So I had a class on interviewing techniques today. It was one of the most useful classes that I have taken since I started actually trying to find gainful employment. Not that the other ones were bad, it is just that I don’t really need to go through a self-assessment (as others have noted, I might be the most self-aware person on the planet) or a resume class (because I have made a living out of having pieces of paper that say that I am smart). But going through the ins and outs of the interview process (as well as how to negotiate) is always useful.
Now I am very familiar with the behavioral style of interviews otherwise known as the “tell me about a time when” interview. Basically as long as you can think on your feet and tell a story you can make it through those. I’ve even dealt with psychological screening questions before, which are always a joy to go through. Apparently employers feel that they need to question my sanity along with my talent set. But something I’ve been thinking about this week is changing the tone of the entire interview process. Instead of reacting to questions why not take a more proactive, even aggressive approach? Such as the following…
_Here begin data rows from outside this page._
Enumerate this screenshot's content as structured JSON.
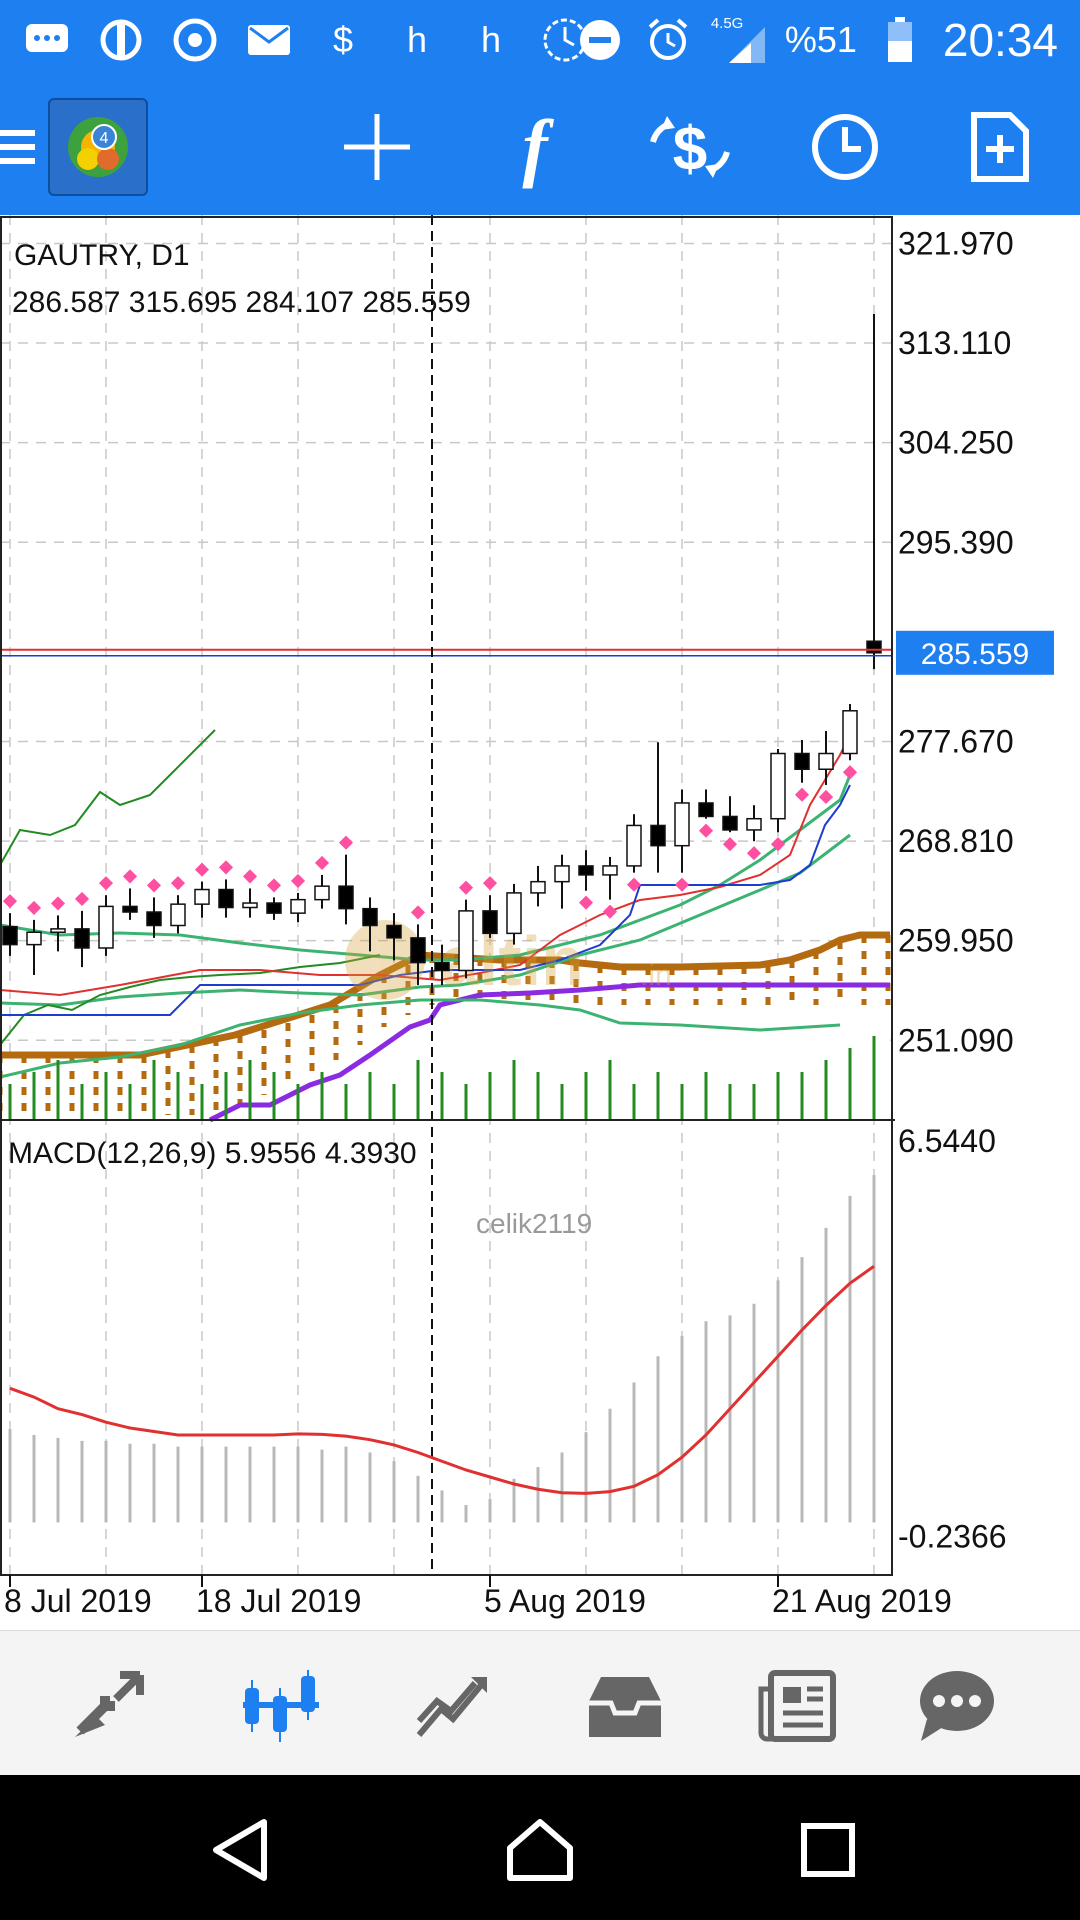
{
  "status_bar": {
    "icons": [
      "chat-icon",
      "app-icon",
      "chrome-icon",
      "mail-icon",
      "dollar-icon",
      "h-icon",
      "h-icon",
      "clock-icon"
    ],
    "h1": "h",
    "h2": "h",
    "dollar": "$",
    "network": "4.5G",
    "battery": "%51",
    "time": "20:34"
  },
  "toolbar": {
    "icons": [
      "menu-icon",
      "metatrader-logo",
      "crosshair-icon",
      "indicators-icon",
      "trade-icon",
      "clock-icon",
      "new-order-icon"
    ],
    "f_glyph": "f"
  },
  "bottom_nav": {
    "icons": [
      "quotes-icon",
      "chart-icon",
      "trade-icon",
      "history-icon",
      "news-icon",
      "chat-icon"
    ]
  },
  "system_nav": {
    "icons": [
      "back-icon",
      "home-icon",
      "recents-icon"
    ]
  },
  "chart_data": [
    {
      "type": "candlestick",
      "symbol_label": "GAUTRY, D1",
      "ohlc_label": "286.587 315.695 284.107 285.559",
      "price_ticks": [
        "321.970",
        "313.110",
        "304.250",
        "295.390",
        "277.670",
        "268.810",
        "259.950",
        "251.090"
      ],
      "tick_values": [
        321.97,
        313.11,
        304.25,
        295.39,
        277.67,
        268.81,
        259.95,
        251.09
      ],
      "ylim": [
        244.0,
        324.5
      ],
      "current_price_label": "285.559",
      "current_price": 285.559,
      "watermark": "celik2119",
      "watermark_logo": "altin.in",
      "colors": {
        "bg": "#ffffff",
        "bull": "#ffffff",
        "bear": "#000000",
        "grid": "#c8c8c8",
        "price_line": "#e03030",
        "price_box": "#1e7ff0"
      },
      "candles": [
        [
          261.2,
          262.4,
          258.6,
          259.6
        ],
        [
          259.6,
          261.8,
          256.9,
          260.7
        ],
        [
          260.7,
          262.2,
          259.0,
          261.0
        ],
        [
          261.0,
          262.6,
          257.6,
          259.3
        ],
        [
          259.3,
          264.0,
          258.6,
          263.0
        ],
        [
          263.0,
          264.6,
          261.8,
          262.5
        ],
        [
          262.5,
          263.8,
          260.2,
          261.3
        ],
        [
          261.3,
          264.0,
          260.6,
          263.2
        ],
        [
          263.2,
          265.2,
          262.0,
          264.5
        ],
        [
          264.5,
          265.4,
          262.0,
          262.9
        ],
        [
          262.9,
          264.6,
          262.0,
          263.3
        ],
        [
          263.3,
          263.8,
          261.8,
          262.4
        ],
        [
          262.4,
          264.2,
          261.6,
          263.6
        ],
        [
          263.6,
          265.8,
          262.8,
          264.8
        ],
        [
          264.8,
          267.6,
          261.4,
          262.8
        ],
        [
          262.8,
          263.8,
          259.0,
          261.3
        ],
        [
          261.3,
          262.4,
          258.2,
          260.2
        ],
        [
          260.2,
          261.4,
          256.0,
          258.0
        ],
        [
          258.0,
          259.6,
          256.0,
          257.3
        ],
        [
          257.3,
          263.6,
          256.6,
          262.6
        ],
        [
          262.6,
          264.0,
          260.2,
          260.6
        ],
        [
          260.6,
          265.0,
          259.6,
          264.2
        ],
        [
          264.2,
          266.6,
          263.0,
          265.2
        ],
        [
          265.2,
          267.6,
          262.8,
          266.6
        ],
        [
          266.6,
          268.0,
          264.4,
          265.8
        ],
        [
          265.8,
          267.4,
          263.6,
          266.6
        ],
        [
          266.6,
          271.2,
          266.0,
          270.2
        ],
        [
          270.2,
          277.6,
          266.0,
          268.4
        ],
        [
          268.4,
          273.4,
          266.0,
          272.2
        ],
        [
          272.2,
          273.4,
          270.8,
          271.0
        ],
        [
          271.0,
          272.8,
          269.6,
          269.8
        ],
        [
          269.8,
          272.0,
          268.8,
          270.8
        ],
        [
          270.8,
          277.0,
          269.6,
          276.6
        ],
        [
          276.6,
          277.8,
          274.0,
          275.2
        ],
        [
          275.2,
          278.6,
          273.8,
          276.6
        ],
        [
          276.6,
          281.0,
          276.0,
          280.4
        ],
        [
          286.587,
          315.695,
          284.107,
          285.559
        ]
      ],
      "volume": [
        3,
        4,
        5,
        3,
        4,
        3,
        5,
        4,
        3,
        4,
        5,
        4,
        3,
        4,
        3,
        4,
        3,
        5,
        4,
        3,
        4,
        5,
        4,
        3,
        4,
        5,
        3,
        4,
        3,
        4,
        3,
        3,
        4,
        4,
        5,
        6,
        7
      ]
    },
    {
      "type": "bar+line",
      "title": "MACD(12,26,9) 5.9556 4.3930",
      "ticks": [
        "6.5440",
        "-0.2366"
      ],
      "ylim": [
        -0.9,
        6.9
      ],
      "x_labels": [
        "8 Jul 2019",
        "18 Jul 2019",
        "5 Aug 2019",
        "21 Aug 2019"
      ],
      "x_label_index": [
        0,
        8,
        20,
        32
      ],
      "histogram": [
        1.6,
        1.5,
        1.45,
        1.4,
        1.4,
        1.35,
        1.35,
        1.3,
        1.3,
        1.3,
        1.3,
        1.3,
        1.3,
        1.25,
        1.3,
        1.2,
        1.05,
        0.8,
        0.55,
        0.3,
        0.4,
        0.75,
        0.95,
        1.2,
        1.55,
        1.95,
        2.4,
        2.85,
        3.2,
        3.45,
        3.55,
        3.75,
        4.15,
        4.55,
        5.05,
        5.6,
        5.9556
      ],
      "signal": [
        2.3,
        2.15,
        1.95,
        1.85,
        1.72,
        1.62,
        1.56,
        1.5,
        1.5,
        1.5,
        1.5,
        1.5,
        1.52,
        1.51,
        1.48,
        1.42,
        1.33,
        1.2,
        1.05,
        0.9,
        0.78,
        0.66,
        0.57,
        0.51,
        0.5,
        0.53,
        0.62,
        0.82,
        1.12,
        1.5,
        1.95,
        2.4,
        2.85,
        3.3,
        3.72,
        4.1,
        4.393
      ],
      "colors": {
        "histogram": "#b8b8b8",
        "signal": "#e03030"
      }
    }
  ]
}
“You consider that to be a valid question? Seriously, is that what they teach you to ask in order to find the most qualified candidate? You might as well just throw all the resumes up in the air and grab one at random.”
Or
“What do you mean you are not going to hire me? Have you lost your mind? I mean, it is possible that you ate lead paint chips as a child but otherwise I can’t think of one valid reason why this company shouldn’t hire me. Hell, they should hire me just so they could fire you. I could fill both roles without breaking a sweat.”
Who knows, it might work.
The other big thing is that it is National Spelling Bee week! I of course have already assembled my fantasy team (The Onomatopoeia Britannica) for the event. Hey, if ESPN is going to broadcast it I am going to wager money and develop a fantasy team for it. My rules are pretty straightforward. Look for kids who did good, but not too good, in the geography bee. The kids who win that tend to peak too soon and are coming off such a rush that they don’t have their game faces on. Also, always lean towards the home schooled kids. They tend to be more socially backwards and inclined to spend their time reading a dictionary as opposed to playing organized sports or being outdoors.
For those who wonder, I actually never competed in one of these spelling bees. I wouldn’t have been very good though I was a pretty good speller in my day. I can memorize like mad so I might have had a shot but was never into it. I did however win a rather large history quiz contest in grade school, which resulted in my meeting my congressman a few times. It was essentially one large history trivia contest and I smoked the field at that. Yep, even as a kid I was a trivia maven. And of course, I competed in more math contests than I could possibly imagine even making state my senior year. Yes, that is how it is phrased. I’m not sure if I should be proud of that fact. I was the coolest guy there so at least I had that going for me.